This "Dash Between" column written by Alana Baranick was originally posted on ObitsOhio.com on July 30, 2009.
The recent race-relations debate sparked by the arrest of renowned Harvard University professor Henry Louis Gates Jr., who is black, by Sgt. James Crowley, a white police officer, is not really a black-white thing.
It’s a blue thing. A police thing. It’s nothing new. And it’s not limited to white police profiling black men.
"It is unwise for anyone of any race to raise their voice to a law enforcement officer," Al Vivian, a diversity consultant in Atlanta who is black, recently told the New York Times.
Regardless of their respective portrayals of what happened, public reports given by both Crowley, a Cambridge, Mass., police officer who teachers a police academy course on avoiding racial profiling, and Gates, a relatively short, middle-aged intellectual, who walks with a limp and the aid of a cane and is known for his documentaries about African American history, indicate that the sergeant arrested the professor because Gates yelled at him in an unfriendly manner.
Similarly, a 19-year-old man from the Cleveland suburb of Shaker Heights, Ohio, was taken to court in 1971 for insulting a police officer in the neighboring community of University Heights, Ohio.
The 19-year-old’s race was not mentioned, so I’m assuming he was white. Back in those days, an African American would have been identified in newspapers as “colored” or “Negro,” while being Caucasian was treated as the norm.
The policeman, whose race also was not given in published reports, was issuing a speeding ticket to someone else when the young man passed by and called the law enforcement officer a pig.
Nine days later, the youth appeared in Shaker Heights Municipal Court, which also serves University Heights, and pleaded no contest to the charge of abusing a police officer.
He was fined $500 and sentenced to 30 days at a local prison, but Judge Manuel M. Rocker decided some creative sentencing would be more effective.
The judge suspended the jail sentence and reduced the fine to $100 on the condition that the pig-calling youth spend three hours in a pigpen. He assigned Ray Repko, whom he described as the nicest patrolman in the Shaker Heights Police Department, to escort the young man to a farm in Portage County, Ohio.
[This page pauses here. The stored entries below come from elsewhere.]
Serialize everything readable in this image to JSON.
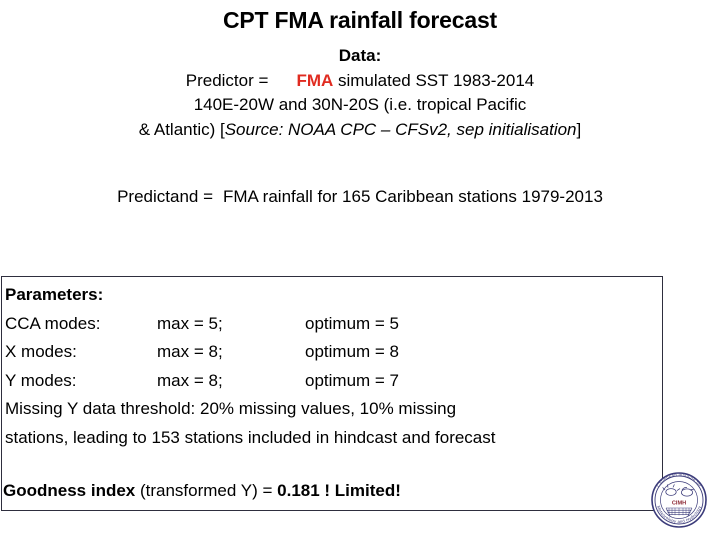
{
  "slide": {
    "title": "CPT FMA rainfall forecast"
  },
  "data_section": {
    "heading": "Data:",
    "predictor_label": "Predictor =",
    "predictor_highlight": "FMA",
    "predictor_rest": " simulated SST 1983-2014",
    "domain_line": "140E-20W and 30N-20S (i.e. tropical Pacific",
    "source_prefix": "& Atlantic) [",
    "source_italic": "Source: NOAA CPC – CFSv2, sep initialisation",
    "source_suffix": "]"
  },
  "predictand": {
    "label": "Predictand =",
    "text": "FMA rainfall  for 165 Caribbean stations 1979-2013"
  },
  "parameters": {
    "title": "Parameters:",
    "rows": [
      {
        "label": "CCA modes:",
        "max": "max = 5;",
        "optimum": "optimum = 5"
      },
      {
        "label": "X modes:",
        "max": "max = 8;",
        "optimum": "optimum = 8"
      },
      {
        "label": "Y modes:",
        "max": "max = 8;",
        "optimum": "optimum = 7"
      }
    ],
    "missing_line_1": "Missing Y data threshold: 20% missing values, 10% missing",
    "missing_line_2": "stations, leading to 153 stations included in hindcast and forecast"
  },
  "goodness": {
    "bold_label": "Goodness index",
    "plain_mid": " (transformed Y) = ",
    "bold_value": "0.181 ! Limited!"
  },
  "logo": {
    "acronym": "CIMH",
    "ring_text_top": "Caribbean Institute for",
    "ring_text_bottom": "Meteorology and Hydrology"
  },
  "colors": {
    "accent_red": "#E02B20",
    "box_border": "#2E2E3E",
    "seal_ink": "#3B3B7A",
    "text": "#000000",
    "background": "#FFFFFF"
  }
}
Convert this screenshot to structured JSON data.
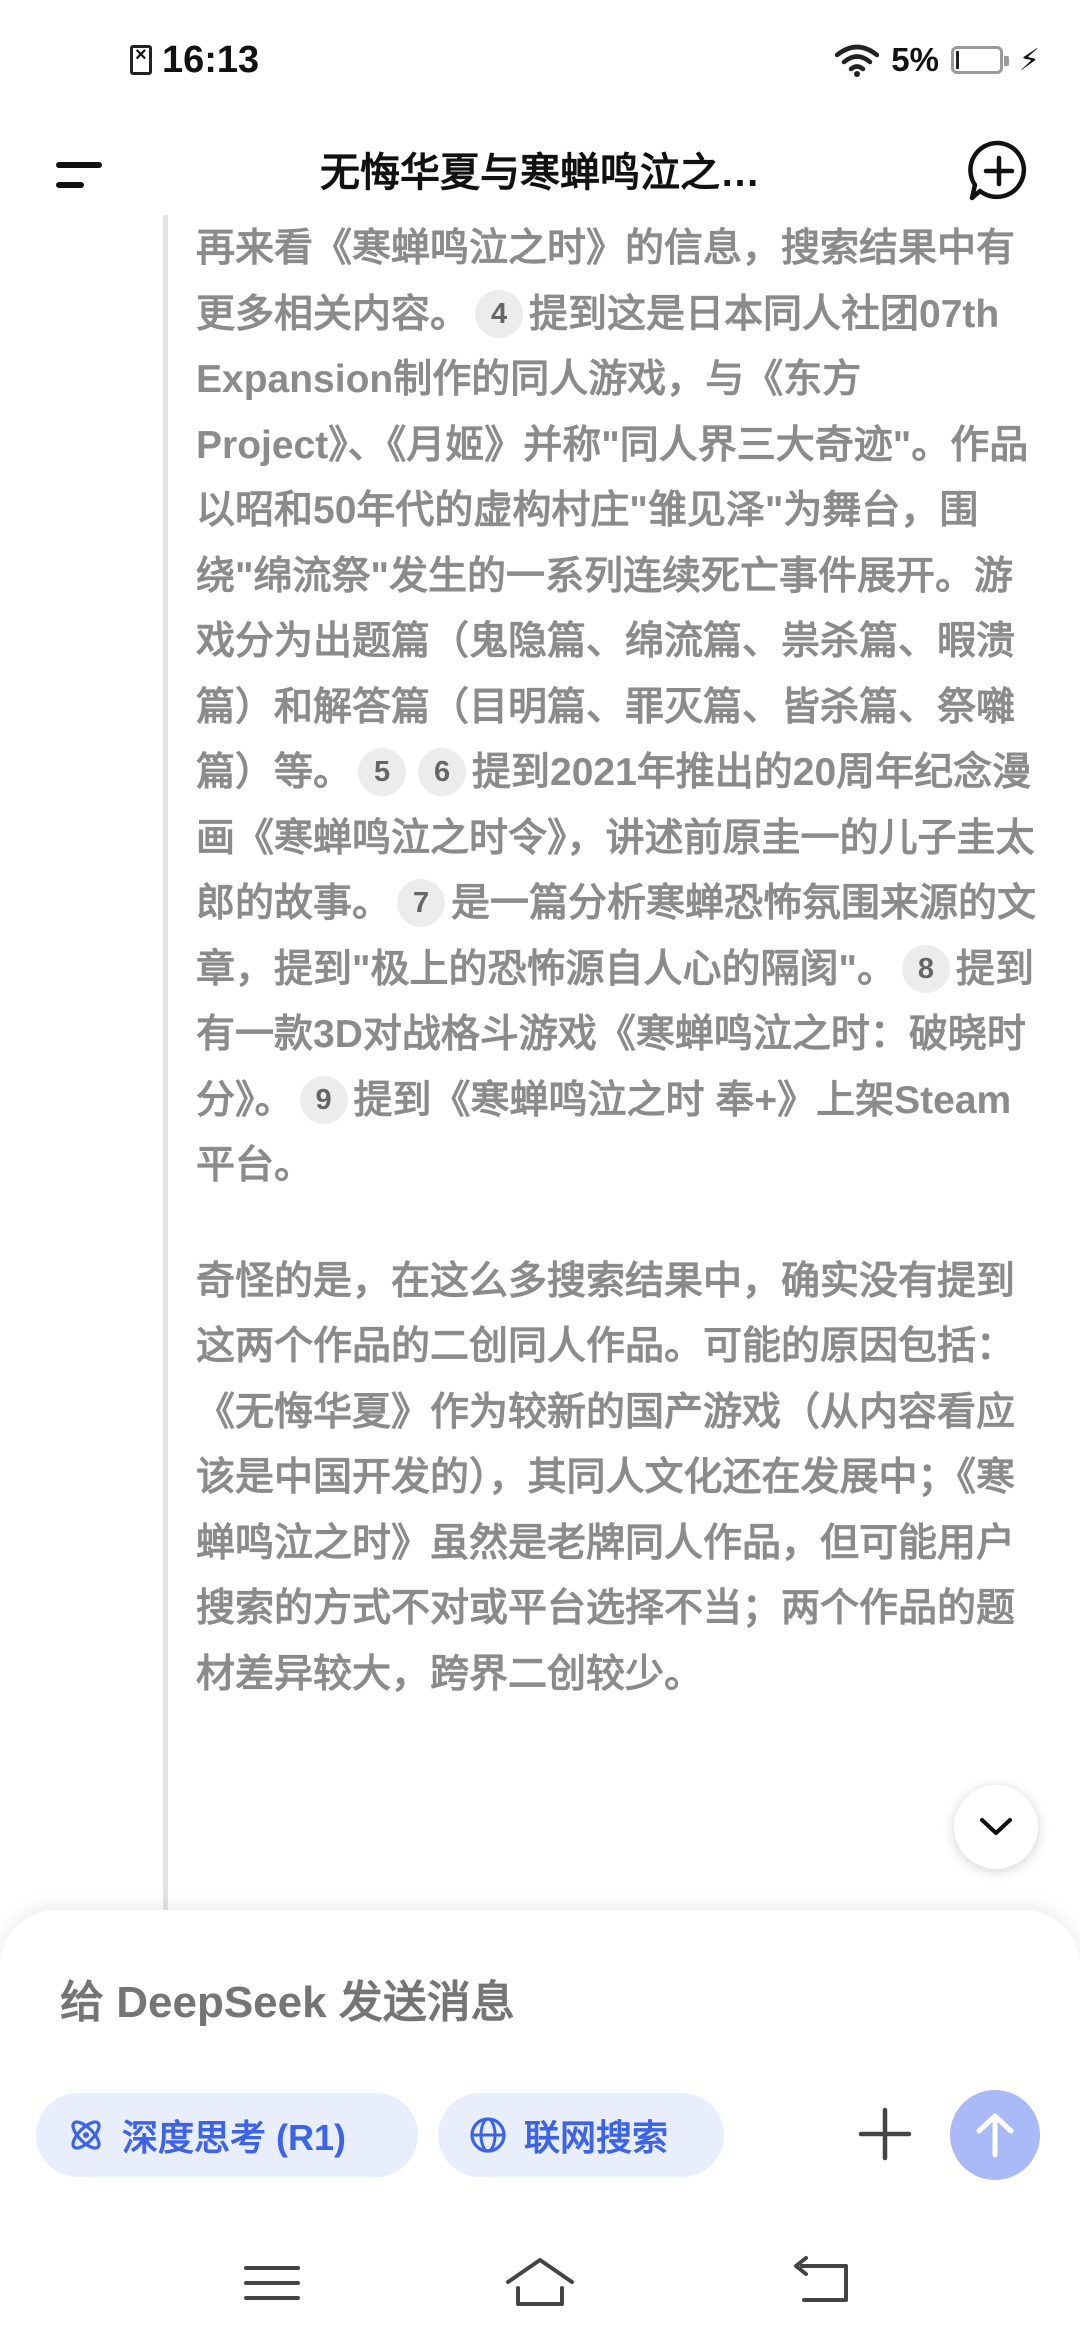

Judge Rocker’s reasoning: After spending a couple of hours with the super-friendly patrolman on the long drive to and from the farm and communing with pigs in a pigsty, the young man should be able to distinguish the difference between a pig and a police officer.
Patrolman Repko, demonstrating just how nice he was, reported later that the kid did not actually sit in the pigpen for three hours. Instead, he sat outside the pen, observed the pigs, fed corn to one and got a tour of the farm.
“He realized what he said was wrong,” Repko told the Plain Dealer. “He was sorry. Actually, he’s a nice kid.”
Judge Rocker told reporters that his creative sentencing was designed to let the public know that “we’ve got a sense of humor too” and that jailing folks who insult the police “just irritates the situation rather than doing some good.”
The Gates-Crowley incident shows Judge Rocker’s statement to be true.